For the rest of the day, i couldn’t stop rubbing the sides of my head. After a few hours of trying to function normally, it became clear to me that I needed to feel that all over my head. I wanted to be buzzed, and I needed to do it before I changed my mind. At around 9:30pm, the same day I had already gotten two full haircuts, I headed to the drug store to my myself a set of clippers. In 30 minutes I was back, and itching to plug the clippers in and get to work.

I arranged all the guards that came with the set from longest to shortest, and snapped the #8 guard on the clippers, not believing what I was about to do. But out of pure adrenaline I plunged the clippers through the 3 inches of hair I still had on top. Most of the length tumbled into the sink, and the length that remained matched the sides I had done at the mall. I did it, I gave myself a buzz cut- #8 guard all over. I didn’t even care how it looked, i was so happy. I fell asleep rubbing my hair nonstop.

I woke up in the morning, and looked in the mirror. I loved what I saw, realizing I was super fortunate to have a good head shape and intact hairline. But curiosity took over again, I decided I had to go shorter. 90% of my hair was already gone, what was a little bit more right? I wanted to see how it looked with shorter sides

I plugged the clippers back in, snapped on the #4 guard, a half inch, and started going up the sides of my head. Yikes, it was cutting off a lot. As I made my way around, I realized how bad it looked, as I had no way to blend in the top to the sides, which were half as long. Regret started to set in as I realized the only fix was to take the top down to a #4 also, so that’s what I did.

Now this was a buzzcut. There was no curl left at all, but I couldn’t take my hands off my head. I could see my scalp peeking through the half inch of hair that was left. I couldn’t cut off any more could it? But I wasn’t thinking logically anymore. If I went from 6+ inches to a half inch or hair in one day, did it really matter what happened to the half inch? I snapped the #2 guard on the clippers and went to town again.

I was freaking out, but looking in the mirror, couldn’t do anything but smile and keep rubbing the remaining stubble. I swapped the guard out for a #1 and repeated the process. Now I was pretty much bald, and in disbelief. I started to imaging the reactions that were to come from those that new me with the long hair. Would they be any different if I went all the way? I didn’t think so. I took the guard off and repeated the process one more time, scraping away any hair that remained.
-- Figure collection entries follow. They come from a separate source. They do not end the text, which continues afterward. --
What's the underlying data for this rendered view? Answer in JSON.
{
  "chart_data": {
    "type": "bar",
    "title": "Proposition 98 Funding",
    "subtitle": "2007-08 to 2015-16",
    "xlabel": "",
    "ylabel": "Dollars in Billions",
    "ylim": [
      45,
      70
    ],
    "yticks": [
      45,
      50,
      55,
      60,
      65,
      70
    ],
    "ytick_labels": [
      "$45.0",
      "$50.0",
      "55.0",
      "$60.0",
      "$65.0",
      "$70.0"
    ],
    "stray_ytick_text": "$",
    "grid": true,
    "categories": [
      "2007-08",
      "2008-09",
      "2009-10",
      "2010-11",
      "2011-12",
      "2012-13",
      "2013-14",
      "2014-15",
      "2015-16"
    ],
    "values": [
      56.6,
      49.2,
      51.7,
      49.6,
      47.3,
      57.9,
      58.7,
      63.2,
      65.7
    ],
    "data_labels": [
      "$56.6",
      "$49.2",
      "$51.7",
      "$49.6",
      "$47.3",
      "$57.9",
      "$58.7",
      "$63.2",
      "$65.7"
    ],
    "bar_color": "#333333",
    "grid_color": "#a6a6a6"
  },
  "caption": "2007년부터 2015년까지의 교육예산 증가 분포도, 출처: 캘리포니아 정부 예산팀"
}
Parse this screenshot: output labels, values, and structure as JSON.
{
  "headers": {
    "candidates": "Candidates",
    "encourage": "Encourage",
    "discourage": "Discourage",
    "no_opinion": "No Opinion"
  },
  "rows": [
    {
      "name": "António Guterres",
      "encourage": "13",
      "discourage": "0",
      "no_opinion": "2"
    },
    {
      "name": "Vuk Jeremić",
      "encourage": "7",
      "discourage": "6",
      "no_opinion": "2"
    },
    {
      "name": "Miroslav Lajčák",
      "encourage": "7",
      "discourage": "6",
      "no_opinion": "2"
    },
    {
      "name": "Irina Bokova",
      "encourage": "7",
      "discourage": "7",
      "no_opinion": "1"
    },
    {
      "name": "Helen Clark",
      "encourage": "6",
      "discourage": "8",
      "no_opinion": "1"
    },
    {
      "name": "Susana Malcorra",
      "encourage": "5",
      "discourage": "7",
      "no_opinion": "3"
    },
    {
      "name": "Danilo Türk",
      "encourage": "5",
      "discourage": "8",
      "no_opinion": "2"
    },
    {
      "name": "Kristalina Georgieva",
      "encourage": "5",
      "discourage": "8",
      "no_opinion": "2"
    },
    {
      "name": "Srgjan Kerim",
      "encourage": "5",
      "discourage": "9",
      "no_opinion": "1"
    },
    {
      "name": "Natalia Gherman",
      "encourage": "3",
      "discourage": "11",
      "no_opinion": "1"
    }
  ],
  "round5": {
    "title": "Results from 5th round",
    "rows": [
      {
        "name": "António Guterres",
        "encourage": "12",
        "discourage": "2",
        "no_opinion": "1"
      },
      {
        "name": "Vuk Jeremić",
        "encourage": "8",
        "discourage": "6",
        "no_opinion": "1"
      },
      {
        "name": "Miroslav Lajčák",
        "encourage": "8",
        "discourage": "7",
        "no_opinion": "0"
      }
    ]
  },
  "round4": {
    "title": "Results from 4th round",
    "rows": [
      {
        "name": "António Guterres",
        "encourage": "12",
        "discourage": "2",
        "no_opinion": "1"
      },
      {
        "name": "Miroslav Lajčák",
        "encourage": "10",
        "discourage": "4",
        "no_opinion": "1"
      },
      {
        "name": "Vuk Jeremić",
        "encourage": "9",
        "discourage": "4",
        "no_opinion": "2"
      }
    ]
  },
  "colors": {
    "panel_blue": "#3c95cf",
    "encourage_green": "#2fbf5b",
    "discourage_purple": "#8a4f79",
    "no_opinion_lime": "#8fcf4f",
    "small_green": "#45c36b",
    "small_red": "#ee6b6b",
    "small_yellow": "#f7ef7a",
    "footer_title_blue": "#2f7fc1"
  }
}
I was bald, except for a slight 5 o’clock shadow of stubble. The feeling was incredible, and I hopped into the shower.

Without even thinking, I brought my shaving cream and razor into the shower, lathered up, and started shaving away. Literally, shaving my head bald, something 24 hours earlier I could never have imagined doing. I got in the shower and just stared into the mirror- I really went all the way. It felt like a new start, now I just had to reveal it to the outside world

I knew that if I didn’t cut it at all, I’d basically have a buzz cut by the time I saw any friends or family again, and that was the plan. But that smooth feeling was so addicting, I couldn’t stop myself from shaving it again after a few days. I grew it out for about two weeks, but then buzzed it off and shaved it smooth again. And that’s how it stayed, my signature curls replaced by nothing but a bald head.